Thirty-year highs for sugar prices -- which induce Brazilian cane mills to favor sugar rather than ethanol production -- excess rain during harvest and strong demand from the local flex-fuel car fleet have taken the world's largest exporter of the biofuel off the seaborne market for the next few months.
Brazilian ethanol prices have risen nearly 40 percent since August and typically continue to rise as the main crop enters the interharvest period that runs from December to March.
"Our prices are not viable for exports. We have neither ethanol available nor competitiveness on the global market," said Julio Maria Borges, director at Job Economia, who actually sees imports in the next few months more likely than exports.
The 36 percent appreciation of the Brazilian real against the dollar since January 1 has helped keep the cane-based biofuel from flowing to the ports.
"At least until the end of the season (March 2010), we'll see hardly any new sales," he added.
The absence of Brazilian exports may leave a fledgling global biofuel markets wanting and give the United States, the world's largest producer of ethanol from corn, a window of opportunity to ship to Europe or Asia, especially with the weak dollar that makes U.S. exports more competitive abroad.
On Tuesday, analyst Jonathan Kingsman said Brazilian ethanol exports were forecast to drop by around a third year-on-year to 2.8 billion to 3.0 billion liters in marketing year 2009/10.
Ethanol output in the center-south, which accounts for 90 percent of Brazil's cane crop, should total 23.8 billion liters, down from 25.1 billion liters in 2008/09, the Cane Industry Association said in its latest review of the season.
US EXPORTS?
But if the United States carves out any of the seaborne market share held by Brazil, it will likely be small and fleeting due to U.S. corn prices and softer international demand for the biofuel than in 2008.

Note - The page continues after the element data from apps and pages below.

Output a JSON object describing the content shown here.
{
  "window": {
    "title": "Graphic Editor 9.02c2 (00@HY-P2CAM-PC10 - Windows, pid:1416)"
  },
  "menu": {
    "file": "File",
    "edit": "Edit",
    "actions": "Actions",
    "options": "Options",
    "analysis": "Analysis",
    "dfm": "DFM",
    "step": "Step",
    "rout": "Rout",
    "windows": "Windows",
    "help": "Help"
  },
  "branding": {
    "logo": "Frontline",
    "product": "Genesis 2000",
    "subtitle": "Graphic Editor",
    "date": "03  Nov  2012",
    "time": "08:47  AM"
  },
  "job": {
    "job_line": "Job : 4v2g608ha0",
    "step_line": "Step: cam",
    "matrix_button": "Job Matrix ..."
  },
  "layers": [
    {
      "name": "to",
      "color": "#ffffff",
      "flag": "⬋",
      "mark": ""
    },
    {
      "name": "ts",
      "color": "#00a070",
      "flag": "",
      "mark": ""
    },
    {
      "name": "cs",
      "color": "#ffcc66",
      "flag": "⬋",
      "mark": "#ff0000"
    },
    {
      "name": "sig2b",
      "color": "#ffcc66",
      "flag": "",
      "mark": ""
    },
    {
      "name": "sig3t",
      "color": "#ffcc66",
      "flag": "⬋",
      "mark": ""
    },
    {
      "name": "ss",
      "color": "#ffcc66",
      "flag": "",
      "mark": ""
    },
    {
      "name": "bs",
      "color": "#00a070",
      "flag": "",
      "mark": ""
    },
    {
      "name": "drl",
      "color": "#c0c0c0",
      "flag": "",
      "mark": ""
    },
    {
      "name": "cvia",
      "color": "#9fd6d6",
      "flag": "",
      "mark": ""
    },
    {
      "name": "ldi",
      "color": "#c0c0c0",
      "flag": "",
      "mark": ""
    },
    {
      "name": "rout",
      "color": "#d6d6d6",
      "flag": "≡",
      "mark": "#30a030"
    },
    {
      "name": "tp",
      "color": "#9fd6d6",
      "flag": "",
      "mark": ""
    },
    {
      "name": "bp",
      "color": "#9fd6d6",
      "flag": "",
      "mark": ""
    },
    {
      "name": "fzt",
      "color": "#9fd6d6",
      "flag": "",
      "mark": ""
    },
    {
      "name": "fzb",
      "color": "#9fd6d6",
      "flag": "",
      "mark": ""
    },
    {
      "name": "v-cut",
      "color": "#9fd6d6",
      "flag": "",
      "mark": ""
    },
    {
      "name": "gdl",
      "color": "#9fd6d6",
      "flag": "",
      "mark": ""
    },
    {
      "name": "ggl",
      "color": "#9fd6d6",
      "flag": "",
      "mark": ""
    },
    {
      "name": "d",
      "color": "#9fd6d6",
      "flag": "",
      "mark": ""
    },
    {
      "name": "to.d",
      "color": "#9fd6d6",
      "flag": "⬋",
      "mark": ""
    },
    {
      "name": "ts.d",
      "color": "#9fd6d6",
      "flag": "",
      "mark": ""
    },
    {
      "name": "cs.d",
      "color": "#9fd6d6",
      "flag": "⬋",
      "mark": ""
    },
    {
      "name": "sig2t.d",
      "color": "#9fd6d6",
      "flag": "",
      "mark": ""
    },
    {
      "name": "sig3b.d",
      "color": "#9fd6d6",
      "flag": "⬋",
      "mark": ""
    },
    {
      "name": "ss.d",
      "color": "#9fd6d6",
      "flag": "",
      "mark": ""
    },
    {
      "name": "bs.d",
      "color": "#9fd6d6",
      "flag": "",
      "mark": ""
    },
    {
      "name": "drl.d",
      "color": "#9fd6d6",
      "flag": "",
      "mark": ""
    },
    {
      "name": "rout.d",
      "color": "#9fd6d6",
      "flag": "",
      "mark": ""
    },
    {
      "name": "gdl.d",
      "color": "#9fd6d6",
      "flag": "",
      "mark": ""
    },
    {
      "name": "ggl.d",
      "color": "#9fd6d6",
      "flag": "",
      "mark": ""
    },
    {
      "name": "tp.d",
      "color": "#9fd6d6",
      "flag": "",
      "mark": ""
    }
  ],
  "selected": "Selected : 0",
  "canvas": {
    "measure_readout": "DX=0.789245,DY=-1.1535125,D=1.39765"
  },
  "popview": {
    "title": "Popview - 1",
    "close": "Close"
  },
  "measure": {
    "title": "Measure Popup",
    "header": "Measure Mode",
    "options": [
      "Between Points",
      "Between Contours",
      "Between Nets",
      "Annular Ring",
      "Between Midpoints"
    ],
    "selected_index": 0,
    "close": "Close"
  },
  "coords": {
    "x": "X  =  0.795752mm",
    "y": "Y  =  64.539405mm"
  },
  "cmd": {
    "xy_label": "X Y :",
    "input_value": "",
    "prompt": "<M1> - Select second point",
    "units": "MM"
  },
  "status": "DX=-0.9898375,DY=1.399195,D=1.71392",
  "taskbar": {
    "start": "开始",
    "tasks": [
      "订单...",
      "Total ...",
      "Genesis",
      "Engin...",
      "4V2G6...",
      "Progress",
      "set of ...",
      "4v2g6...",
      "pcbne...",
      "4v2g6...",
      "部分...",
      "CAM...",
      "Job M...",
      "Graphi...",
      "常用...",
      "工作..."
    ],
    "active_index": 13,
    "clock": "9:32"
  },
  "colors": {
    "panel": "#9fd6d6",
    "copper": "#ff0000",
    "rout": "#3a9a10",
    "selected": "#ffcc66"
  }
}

U.S. ethanol makers' profits are tied largely to corn prices. Stronger demand from the biofuels sector would likely quickly erode margins by causing prices of the grain to rise.
"When you increase your export sector substantially, you're going to increase your (corn) usage which will in turn tighten up the balance sheet in corn," said Shawn McCambridge, analyst with Prudential Bache Commodities.
Farmers in the United States are currently harvesting what is projected to be the second-largest corn crop on record.
"If we start to support $4.50 or $5.00 (a bushel) corn, the economics change as to whether you can export corn-based ethanol into some of these other markets," he said.
Corn futures prices have risen steadily from $3 a bushel in September to over $4 this week.
U.S. ethanol makers are expected to use 4.2 billion bushels of corn in the 2009/10 marketing year, which would produce nearly 12 billion gallons of ethanol. U.S. law requires that 12 billion gallons of corn-based ethanol be blended into the nation's fuel supply in 2010.
BRAZIL IMPORTS?
There was market talk recently about U.S. ethanol being shipped to Brazil. No deal has been confirmed, only inquiries, but the buzz was enough to boost ethanol prices in the U.S. market, closing the window for deals, trade sources said.
For imports to be feasible, ethanol prices have to be high in Brazil and low in the United States to cover freight costs and the current import tariff of 20 percent.
The appreciation of the real against the dollar has helped to fuel expectations that import deals could happen in the coming months, especially to Brazil's northeast.
The United States is often the largest destination for Brazilian ethanol exports, via processing plants in the Caribbean.
Lower Brazilian ethanol exports this season coincided with an increase in production in the United States and Europe, said Plinio Nastari, president at Datagro consultants.
"Global demand for imports was lower this year, and Brazilian supplies were not enough to boost consumption in external markets," Nastari said, adding the amount of ethanol traded globally totaled 3.2 billion liters this year, down from 5.7 billion liters in 2008.
"I would expect a gradual increase in trade. Volumes in 2010 won't repeat 2008's level, but we could see something close to 6 billion within two to three years," Nastari said.